Scripts to use and showcase the data from the COMFI dataset
This project is packaged with uv. If you are not sure how to use it, you can use the simple standard python way.
- Clone the repository
git clone https://github.com/Gepetto/comfi-examples.git
cd comfi-examples- Virtual environment
python3 -m venv .venv
source .venv/bin/activate- Install dependencies
pip install .This repository provides scripts for processing and visualizing COMFI dataset data. Visualizations are performed using Meshcat, which by default launches a local server (typically at http://127.0.0.1:7000 ) to stream the visualizations directly in your browser.
All data can be visualized and processed by specifying the subject ID, task, and other options available for each script (see python script.py --help for details). All the commands set to launch the code examples must be used from the repository root.
- Download and extract dataset
Data from Zenodo (https://zenodo.org/records/17223909) should be downloaded and organized as shown COMFI Organization. A script is provided for this:
python scripts/download.py --delete-zipYou can also exclude some .zip files if they are already downloaded for instance using:
python scripts/download.py --delete-zip --exclude mocap cam_params- Human pose estimation (HPE)
Run the RTMlib pose estimator (YOLOX + RTMPose-M with 26 keypoints), which can display the results in real time (this option can be disabled). At the end of the run, an output video with the skeleton overlay and a CSV file containing both the average score and the keypoints are saved in the output folder.
python scripts/human_pose_estimator/run_pose_estimator.py \
--id 1118 \
--task RobotWelding- Triangulation and visualization
Triangulate keypoints from multiple camera views (can be done with any set of cameras, minimum 2). The triangulation results are saved in the output folder.
python scripts/run_triangulation.py \
--id 1118 \
--task RobotWelding \
--cams 0 2Note: For all visualization scripts, the video of the visualization can be saved by setting --save-video as an option to run the script
2.1 Visualize triangulated data:
python scripts/visualization/viz_jcp.py \
--id 1118 \
--task RobotWelding \
--mode hpe \
--nb-cams 4 \
--freq 40 \
--start 0 \
--stop 500- Visualize mocap data (markers and joint center positions"JCP") at either 40 Hz or 100 Hz.
python scripts/visualization/viz_mks.py \
--id 1118 \
--task RobotWelding \
--freq 40 \
--mkset est \
--with_jcp \
--start 100 \
--stop 500- Visualize all_data
Visualize multimodal data and animate motion capture sequences, including reference 3D marker positions, JCP, resultant force vectors, and the poses of the world, cameras, force plates, and robot frames. The animation shows both the biomechanical model, built from the scaled URDF, and the robot’s motion. Optionally, JCP from HPE or aligned data can also be visualized if --with-jcp-hpe is set to true.

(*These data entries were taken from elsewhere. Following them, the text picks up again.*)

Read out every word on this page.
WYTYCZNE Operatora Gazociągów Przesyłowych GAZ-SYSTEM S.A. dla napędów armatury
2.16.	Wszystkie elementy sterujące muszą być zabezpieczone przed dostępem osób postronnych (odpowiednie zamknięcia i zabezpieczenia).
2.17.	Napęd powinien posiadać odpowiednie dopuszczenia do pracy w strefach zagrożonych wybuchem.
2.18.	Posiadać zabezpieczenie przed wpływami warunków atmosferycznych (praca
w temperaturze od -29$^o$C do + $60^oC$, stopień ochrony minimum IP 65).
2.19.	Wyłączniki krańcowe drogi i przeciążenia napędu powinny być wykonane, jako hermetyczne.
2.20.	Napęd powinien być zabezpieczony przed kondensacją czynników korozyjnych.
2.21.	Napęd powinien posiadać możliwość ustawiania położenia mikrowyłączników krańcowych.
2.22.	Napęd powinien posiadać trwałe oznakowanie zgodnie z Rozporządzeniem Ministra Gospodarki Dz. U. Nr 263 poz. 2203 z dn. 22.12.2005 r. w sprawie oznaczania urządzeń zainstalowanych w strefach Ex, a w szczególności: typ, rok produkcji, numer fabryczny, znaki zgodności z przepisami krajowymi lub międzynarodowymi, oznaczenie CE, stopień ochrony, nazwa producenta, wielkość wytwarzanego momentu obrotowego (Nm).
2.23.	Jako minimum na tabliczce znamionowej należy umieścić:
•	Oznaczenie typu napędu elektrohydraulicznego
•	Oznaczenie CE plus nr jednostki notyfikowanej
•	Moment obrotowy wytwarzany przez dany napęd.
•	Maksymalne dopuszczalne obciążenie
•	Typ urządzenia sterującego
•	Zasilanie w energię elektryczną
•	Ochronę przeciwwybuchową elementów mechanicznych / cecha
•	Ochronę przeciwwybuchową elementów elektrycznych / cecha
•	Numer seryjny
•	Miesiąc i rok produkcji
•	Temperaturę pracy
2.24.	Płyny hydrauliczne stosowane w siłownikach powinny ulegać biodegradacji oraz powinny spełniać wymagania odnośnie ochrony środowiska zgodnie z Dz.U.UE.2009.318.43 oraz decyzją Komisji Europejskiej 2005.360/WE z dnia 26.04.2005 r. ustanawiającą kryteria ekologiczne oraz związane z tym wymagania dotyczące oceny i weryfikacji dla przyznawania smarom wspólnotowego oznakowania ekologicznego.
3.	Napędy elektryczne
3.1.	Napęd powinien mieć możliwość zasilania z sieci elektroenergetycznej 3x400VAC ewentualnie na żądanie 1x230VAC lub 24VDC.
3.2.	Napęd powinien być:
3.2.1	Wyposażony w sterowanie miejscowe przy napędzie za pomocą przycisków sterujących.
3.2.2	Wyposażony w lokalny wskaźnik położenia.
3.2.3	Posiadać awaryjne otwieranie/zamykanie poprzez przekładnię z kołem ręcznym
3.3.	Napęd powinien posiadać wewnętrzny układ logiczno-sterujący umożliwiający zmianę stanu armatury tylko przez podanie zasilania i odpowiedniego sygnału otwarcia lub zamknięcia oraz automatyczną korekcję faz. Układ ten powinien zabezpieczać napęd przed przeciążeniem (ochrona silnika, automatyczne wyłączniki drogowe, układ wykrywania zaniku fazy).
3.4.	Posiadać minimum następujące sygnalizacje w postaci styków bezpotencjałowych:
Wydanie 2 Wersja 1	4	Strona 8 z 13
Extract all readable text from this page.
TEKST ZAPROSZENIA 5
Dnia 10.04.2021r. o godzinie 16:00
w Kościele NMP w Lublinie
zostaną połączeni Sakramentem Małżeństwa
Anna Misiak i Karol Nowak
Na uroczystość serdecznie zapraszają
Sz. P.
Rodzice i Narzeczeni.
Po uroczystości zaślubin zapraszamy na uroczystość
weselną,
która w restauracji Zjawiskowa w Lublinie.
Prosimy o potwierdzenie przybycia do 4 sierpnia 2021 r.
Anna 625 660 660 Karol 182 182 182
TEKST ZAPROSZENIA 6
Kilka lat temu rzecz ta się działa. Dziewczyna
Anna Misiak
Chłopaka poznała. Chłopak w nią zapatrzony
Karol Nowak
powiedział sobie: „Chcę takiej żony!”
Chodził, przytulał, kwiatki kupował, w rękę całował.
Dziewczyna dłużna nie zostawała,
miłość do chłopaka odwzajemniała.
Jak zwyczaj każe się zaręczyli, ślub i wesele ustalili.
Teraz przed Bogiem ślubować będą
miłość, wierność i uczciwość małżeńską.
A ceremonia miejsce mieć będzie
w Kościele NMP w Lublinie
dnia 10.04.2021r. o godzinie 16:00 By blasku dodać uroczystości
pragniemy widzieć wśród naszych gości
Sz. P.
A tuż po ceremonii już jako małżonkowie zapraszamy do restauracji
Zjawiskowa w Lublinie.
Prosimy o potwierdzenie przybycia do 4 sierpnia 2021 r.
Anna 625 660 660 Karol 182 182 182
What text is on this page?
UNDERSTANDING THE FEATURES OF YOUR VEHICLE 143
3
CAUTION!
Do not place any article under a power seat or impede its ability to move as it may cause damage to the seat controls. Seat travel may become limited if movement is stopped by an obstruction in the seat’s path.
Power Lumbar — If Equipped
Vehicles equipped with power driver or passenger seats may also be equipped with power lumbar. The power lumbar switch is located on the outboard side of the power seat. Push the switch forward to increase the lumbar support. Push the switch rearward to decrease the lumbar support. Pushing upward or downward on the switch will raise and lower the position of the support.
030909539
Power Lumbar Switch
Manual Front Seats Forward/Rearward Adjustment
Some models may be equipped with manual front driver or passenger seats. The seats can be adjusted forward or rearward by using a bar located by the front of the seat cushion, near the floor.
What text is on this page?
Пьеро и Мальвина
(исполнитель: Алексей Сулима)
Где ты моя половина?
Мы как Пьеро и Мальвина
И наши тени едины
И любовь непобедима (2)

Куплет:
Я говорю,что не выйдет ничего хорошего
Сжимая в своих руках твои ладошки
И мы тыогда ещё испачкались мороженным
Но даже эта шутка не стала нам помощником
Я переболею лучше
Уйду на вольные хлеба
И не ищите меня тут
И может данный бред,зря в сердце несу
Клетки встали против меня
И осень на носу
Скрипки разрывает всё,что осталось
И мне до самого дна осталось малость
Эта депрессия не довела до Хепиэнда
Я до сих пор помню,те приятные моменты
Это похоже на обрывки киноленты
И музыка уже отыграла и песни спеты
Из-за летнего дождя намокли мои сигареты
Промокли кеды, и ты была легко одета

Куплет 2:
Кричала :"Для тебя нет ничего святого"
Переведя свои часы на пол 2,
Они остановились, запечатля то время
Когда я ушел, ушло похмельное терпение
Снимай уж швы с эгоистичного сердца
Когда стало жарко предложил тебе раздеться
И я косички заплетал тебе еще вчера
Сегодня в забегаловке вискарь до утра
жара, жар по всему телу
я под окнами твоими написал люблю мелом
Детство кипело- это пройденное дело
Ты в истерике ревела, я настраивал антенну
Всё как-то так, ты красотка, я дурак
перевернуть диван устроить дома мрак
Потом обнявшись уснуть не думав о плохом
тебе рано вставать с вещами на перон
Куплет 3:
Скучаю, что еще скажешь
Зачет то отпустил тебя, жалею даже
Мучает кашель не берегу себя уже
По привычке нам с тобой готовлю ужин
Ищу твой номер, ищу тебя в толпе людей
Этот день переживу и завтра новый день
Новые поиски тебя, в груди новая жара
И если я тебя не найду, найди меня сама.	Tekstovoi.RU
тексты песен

Note: Robot and force data are not available for all tasks. Additionally, robot data is only aligned with videos at 40 Hz.
python scripts/visualization/viz_all_data.py \
--id 1118 \
--task RobotWelding \
--freq 40 \
--start 100 \
--with-jcp-hpe \ (optional)
--jcp-hpe-mode aligned
- Extract joint center positions from mocap markers (using our markerset)
The extracted JCP are saved in the output folder.
python scripts/get_jcp_from_mocap_markers.py \
--id 1118 \
--task RobotWelding \
--freq 40 \
--mkset est
- Procruste alignment using the Kabsch algorithm
Performs a Procrustes alignment between JCP Mocap and JCP HPE. The newly aligned JCP are saved in the output folder. MPJPE will be calculated, and all JCPs will be plotted for comparison.
python scripts/run_procruste_alignement.py \
--id 1118 \
--task RobotWelding \
--nb-cams 4- OpenCap LSTM-based augmentation of triangulated keypoints to 43 anatomical markers
The new anatomical markers are saved in the output folder.
python scripts/run_marker_augmenter.py \
--id 1118 \
--task RobotWelding- Human model calibration using OpenCap augmented markers
This script allows the calibration of the human model using OpenCap augmented markers and a URDF for the human model, and displays it in MeshCat.
python scripts/calibrate_human_model.py \
--id 1118 \
--task RobotWelding- Computation of joint angles using inverse kinematics (QP or IPOPT).
Joint angles and marker model trajectories are saved in the output folder
python scripts/run_ik.py \
--id 1118 \
--task RobotWelding \
--display \
--ik-solver ipopt- Comparison of joint angles estimated from Mocap (Vicon as reference) and from markerless 4-camera HPE with LSTM-based augmentation
Performs temporal synchronization, computes RMSE/MAE/correlation metrics, and generates comparison plots. Used to validate markerless motion capture accuracy against gold-standard mocap systems.
python scripts/run_comparaison.py \
--id 1118 \
--task RobotWelding \
--show-plots